Serge Beucherie 14 Décembre 2009
Ma première rencontre avec Jean de Gribaldy, c’était devant un café à la gare de Lyon, pour signer un contrat professionnel. Mickey Wiegand, mon directeur sportif à l’ACBB était rentré en contact avec lui dans la semaine, pour lui faire part de mon désir de repasser pro après deux ans passé chez Fiat et être redescendu amateur dans mon club d’origine. Cela ne s’était jamais fait et Jean aimait ce genre de défi.
Nous nous sommes mis d’accord en cinq minutes.

Six mois plus tard je devenais Champion de France pour l’équipe Sem France Loire.

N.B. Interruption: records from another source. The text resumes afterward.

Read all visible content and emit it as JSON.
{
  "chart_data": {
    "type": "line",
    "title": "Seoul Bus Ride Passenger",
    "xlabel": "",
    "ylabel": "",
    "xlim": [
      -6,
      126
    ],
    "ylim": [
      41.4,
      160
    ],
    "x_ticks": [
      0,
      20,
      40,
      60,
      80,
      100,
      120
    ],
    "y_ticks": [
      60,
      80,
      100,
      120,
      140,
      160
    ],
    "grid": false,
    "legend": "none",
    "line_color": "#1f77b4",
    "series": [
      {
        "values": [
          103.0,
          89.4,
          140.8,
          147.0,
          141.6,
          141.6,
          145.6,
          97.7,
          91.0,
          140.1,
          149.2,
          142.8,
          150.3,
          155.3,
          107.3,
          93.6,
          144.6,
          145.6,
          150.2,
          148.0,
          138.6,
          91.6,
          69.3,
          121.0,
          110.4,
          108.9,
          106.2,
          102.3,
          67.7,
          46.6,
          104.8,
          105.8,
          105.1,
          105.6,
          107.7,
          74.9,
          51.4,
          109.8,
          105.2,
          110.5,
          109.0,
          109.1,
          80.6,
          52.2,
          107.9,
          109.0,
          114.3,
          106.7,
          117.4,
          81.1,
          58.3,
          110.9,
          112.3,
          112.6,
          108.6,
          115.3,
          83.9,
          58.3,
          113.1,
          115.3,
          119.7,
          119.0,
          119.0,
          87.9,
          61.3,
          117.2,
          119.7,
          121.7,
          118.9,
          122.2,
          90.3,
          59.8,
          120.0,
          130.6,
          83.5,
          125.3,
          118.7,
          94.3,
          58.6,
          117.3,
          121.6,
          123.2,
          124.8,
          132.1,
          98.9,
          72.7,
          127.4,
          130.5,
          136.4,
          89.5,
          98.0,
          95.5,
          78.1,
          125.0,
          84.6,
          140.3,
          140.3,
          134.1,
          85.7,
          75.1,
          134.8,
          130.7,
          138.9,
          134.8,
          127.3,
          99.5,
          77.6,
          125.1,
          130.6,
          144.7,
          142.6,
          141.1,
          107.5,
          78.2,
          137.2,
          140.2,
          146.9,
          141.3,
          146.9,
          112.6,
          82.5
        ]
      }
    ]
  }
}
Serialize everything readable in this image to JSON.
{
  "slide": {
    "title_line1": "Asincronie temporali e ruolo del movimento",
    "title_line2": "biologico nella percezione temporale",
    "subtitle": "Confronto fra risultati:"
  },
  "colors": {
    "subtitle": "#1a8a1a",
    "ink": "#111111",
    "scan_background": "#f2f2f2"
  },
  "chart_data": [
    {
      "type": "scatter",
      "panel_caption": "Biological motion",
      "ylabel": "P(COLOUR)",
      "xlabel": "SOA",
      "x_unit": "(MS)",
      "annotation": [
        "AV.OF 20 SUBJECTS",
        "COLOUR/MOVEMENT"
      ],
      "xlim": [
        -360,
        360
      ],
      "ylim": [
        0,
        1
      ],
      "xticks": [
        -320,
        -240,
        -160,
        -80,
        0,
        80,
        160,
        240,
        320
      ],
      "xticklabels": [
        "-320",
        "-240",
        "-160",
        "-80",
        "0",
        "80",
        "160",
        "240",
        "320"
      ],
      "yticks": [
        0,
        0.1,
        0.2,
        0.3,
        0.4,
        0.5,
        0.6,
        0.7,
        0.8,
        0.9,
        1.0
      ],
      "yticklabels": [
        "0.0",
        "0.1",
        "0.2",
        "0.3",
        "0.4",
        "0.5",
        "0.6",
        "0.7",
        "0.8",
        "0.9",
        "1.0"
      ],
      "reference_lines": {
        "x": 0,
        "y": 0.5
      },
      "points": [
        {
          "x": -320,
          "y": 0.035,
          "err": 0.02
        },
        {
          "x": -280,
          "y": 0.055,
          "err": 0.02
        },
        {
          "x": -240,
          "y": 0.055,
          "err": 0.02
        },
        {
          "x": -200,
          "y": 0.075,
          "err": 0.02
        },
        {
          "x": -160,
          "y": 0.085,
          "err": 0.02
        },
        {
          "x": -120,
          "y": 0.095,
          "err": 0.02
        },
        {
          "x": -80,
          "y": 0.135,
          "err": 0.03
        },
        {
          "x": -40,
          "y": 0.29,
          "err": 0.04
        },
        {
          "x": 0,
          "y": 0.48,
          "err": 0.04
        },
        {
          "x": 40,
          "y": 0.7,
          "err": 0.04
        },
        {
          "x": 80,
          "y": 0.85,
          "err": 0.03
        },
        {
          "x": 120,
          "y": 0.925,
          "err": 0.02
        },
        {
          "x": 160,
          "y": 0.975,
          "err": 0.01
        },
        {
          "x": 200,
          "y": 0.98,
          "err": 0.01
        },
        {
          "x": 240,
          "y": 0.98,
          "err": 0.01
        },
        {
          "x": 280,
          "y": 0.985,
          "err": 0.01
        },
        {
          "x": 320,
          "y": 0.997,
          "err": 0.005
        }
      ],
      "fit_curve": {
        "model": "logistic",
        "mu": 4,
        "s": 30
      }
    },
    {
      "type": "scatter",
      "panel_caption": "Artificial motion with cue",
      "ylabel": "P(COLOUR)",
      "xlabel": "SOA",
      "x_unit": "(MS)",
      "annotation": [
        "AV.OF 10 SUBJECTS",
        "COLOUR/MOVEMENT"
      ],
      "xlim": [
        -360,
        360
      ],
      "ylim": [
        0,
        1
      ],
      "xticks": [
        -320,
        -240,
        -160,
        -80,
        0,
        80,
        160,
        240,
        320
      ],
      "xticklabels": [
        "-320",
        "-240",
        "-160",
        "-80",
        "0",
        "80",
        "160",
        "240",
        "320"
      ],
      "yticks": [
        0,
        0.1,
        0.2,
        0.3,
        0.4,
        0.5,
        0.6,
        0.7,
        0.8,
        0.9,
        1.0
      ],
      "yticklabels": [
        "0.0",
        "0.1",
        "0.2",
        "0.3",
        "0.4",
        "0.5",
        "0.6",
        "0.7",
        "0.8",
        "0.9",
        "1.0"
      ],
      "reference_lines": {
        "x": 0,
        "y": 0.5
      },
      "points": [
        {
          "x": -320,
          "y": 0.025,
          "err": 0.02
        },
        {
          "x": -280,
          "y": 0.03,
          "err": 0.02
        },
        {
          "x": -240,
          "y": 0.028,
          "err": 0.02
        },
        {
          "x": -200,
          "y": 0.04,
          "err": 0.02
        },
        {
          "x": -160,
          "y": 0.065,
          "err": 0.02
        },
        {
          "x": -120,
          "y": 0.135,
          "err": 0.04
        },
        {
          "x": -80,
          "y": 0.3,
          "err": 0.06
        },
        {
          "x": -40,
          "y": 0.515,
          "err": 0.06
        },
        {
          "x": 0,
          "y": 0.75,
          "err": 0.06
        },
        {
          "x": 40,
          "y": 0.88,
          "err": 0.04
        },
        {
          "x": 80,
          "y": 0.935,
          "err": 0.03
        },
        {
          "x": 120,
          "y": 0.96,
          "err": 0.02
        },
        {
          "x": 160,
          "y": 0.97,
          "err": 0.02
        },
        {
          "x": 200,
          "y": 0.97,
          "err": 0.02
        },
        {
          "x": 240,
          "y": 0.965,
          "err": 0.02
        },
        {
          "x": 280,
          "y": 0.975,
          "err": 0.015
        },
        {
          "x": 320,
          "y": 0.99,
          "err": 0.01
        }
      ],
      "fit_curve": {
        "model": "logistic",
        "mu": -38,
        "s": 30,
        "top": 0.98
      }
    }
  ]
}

Je lui dois beaucoup et encore maintenant, je m’inspire quelque fois de lui, lorsque je dirige mes coureurs, surtout sur le plan psychologique.



Avec le Vicomte il n’y avait rien d’impossible.

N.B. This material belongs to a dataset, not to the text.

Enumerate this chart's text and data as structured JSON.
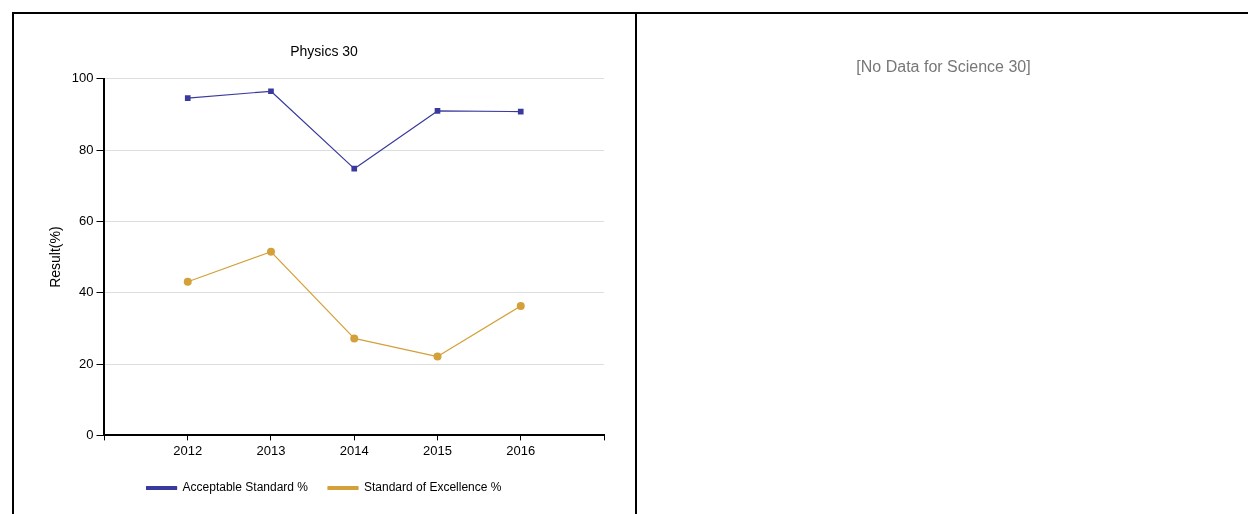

Dans la semaine avant le Championnat de France, je me sentais fatigué, plus envie de faire de vélo, je ne voulais même plus faire le Tour de France, nous étions au Tour de l’Aude, il est rentré dans ma chambre, que je partageais avec Marcel TINAZZI et il m’a dit : « BEUCHERIE c’est la première fois que je te vois avec un corps de coureur et si il y en a un qui doit être champion de France, c’est toi ». Le lendemain je finissais l’étape devant, j’ai repris le moral, la condition était là, il le savait.

Avec tous les coureurs qui sont passés chez de Gribaldy, nous pourrions écrire un livre de recueil de petites phrases de “de Gri.” « Tu es gros de l’intérieur » « tu débordes du vélo » « le Ventoux c’est un faux plat » « ils vont tellement doucement qu’ils se tombent dessus » et plein d’autres encore. Des anecdotes aussi.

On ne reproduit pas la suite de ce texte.